Um aspecto dos regulamentos da Fórmula 1 para 2026 que se tornou cada vez mais aparente através do feedback de engenheiros e pilotos é a natureza dependente da pista dos novos carros. Há uma série de circuitos onde os motoristas irão muito além de sua entrada natural de direção para coletar energia, e outro conjunto de pistas que dificultarão o carregamento das baterias.
Melbourne cai no último campo; Como Albert Park foi redesenhado antes da temporada de 2022, foi um local muito rápido; A remoção de uma chicane em Lakeside Drive transformou a transição entre o segundo e terceiro setores em uma reta plana com uma zona apenas de frenagem para a curva de alta velocidade.
Além de 3, 11 e 14, há curvas de baixa velocidade – o que significa que os motoristas não podem confiar tanto nos freios para restaurar a potência.

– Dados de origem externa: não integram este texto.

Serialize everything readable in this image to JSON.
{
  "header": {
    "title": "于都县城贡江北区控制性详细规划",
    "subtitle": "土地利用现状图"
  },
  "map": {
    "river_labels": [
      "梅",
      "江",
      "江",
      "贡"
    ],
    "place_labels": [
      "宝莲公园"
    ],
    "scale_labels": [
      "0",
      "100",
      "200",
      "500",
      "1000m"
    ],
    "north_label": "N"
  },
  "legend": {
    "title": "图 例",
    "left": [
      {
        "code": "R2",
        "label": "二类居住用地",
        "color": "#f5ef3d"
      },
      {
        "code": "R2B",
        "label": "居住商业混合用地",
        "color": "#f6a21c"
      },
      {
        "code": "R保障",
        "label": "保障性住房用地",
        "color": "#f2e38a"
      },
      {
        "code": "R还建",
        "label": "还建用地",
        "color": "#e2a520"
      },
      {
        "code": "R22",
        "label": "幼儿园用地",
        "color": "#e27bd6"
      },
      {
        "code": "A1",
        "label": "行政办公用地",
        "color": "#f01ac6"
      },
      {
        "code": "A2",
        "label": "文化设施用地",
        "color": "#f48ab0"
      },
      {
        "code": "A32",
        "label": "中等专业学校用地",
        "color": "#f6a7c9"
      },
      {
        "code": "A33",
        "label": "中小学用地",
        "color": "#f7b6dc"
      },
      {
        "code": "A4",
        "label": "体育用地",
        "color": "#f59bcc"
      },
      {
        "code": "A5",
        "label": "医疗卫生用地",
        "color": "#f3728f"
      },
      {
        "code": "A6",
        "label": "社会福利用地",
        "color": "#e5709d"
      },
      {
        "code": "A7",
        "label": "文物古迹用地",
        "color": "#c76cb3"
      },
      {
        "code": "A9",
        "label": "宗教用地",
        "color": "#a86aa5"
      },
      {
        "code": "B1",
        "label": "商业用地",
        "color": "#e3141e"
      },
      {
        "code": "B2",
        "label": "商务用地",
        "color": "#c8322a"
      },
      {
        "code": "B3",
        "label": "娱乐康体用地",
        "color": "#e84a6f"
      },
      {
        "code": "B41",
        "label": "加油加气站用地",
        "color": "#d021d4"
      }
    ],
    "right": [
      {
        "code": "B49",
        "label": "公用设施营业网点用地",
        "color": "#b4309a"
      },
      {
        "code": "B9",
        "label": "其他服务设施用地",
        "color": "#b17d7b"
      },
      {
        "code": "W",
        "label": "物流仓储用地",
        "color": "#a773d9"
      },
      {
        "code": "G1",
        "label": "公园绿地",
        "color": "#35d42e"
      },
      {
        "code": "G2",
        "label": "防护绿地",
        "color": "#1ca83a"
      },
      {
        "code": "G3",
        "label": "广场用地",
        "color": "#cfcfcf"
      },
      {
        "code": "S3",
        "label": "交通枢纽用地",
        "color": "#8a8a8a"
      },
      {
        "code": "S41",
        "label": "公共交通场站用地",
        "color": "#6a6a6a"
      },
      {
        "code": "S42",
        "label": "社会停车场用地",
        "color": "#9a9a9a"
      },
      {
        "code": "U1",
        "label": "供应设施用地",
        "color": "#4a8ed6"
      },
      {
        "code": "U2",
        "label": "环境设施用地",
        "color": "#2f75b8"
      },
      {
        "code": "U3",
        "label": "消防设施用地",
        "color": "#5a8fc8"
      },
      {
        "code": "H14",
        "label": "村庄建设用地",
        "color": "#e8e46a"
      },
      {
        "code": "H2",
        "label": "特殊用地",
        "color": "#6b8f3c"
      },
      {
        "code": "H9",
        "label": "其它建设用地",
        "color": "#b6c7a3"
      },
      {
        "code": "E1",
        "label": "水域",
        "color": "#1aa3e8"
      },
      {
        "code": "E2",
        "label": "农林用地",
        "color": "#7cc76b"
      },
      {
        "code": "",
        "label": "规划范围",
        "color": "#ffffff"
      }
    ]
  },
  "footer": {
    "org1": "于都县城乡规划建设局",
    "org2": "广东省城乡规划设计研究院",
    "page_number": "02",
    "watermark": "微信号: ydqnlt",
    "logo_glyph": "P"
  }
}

Em vez disso, supercortar, levantar e desacelerar e segurar alto nos cantos serão as principais ferramentas de rendimento.
Isto será especialmente vital para a remoção de talentos. Garantir que a bateria esteja carregada para o início da volta facilitará muito a vida do piloto, pois lhe dará significativamente mais liberdade para empregar essa energia – especialmente no primeiro setor. Caso isso não seja alcançado, a colocação é reduzida, custando imediatamente o tempo da volta.
“Você quer começar a volta com um pacote de energia completo”, disse Harrison Scott, piloto da Williams, ao Autosport, explicando o desafio da qualificação. “Portanto, é muito importante para o tempo de volta, mas esses pneus são muito importantes na janela de temperatura certa. E gerenciar essas duas coisas é realmente um desafio agora.”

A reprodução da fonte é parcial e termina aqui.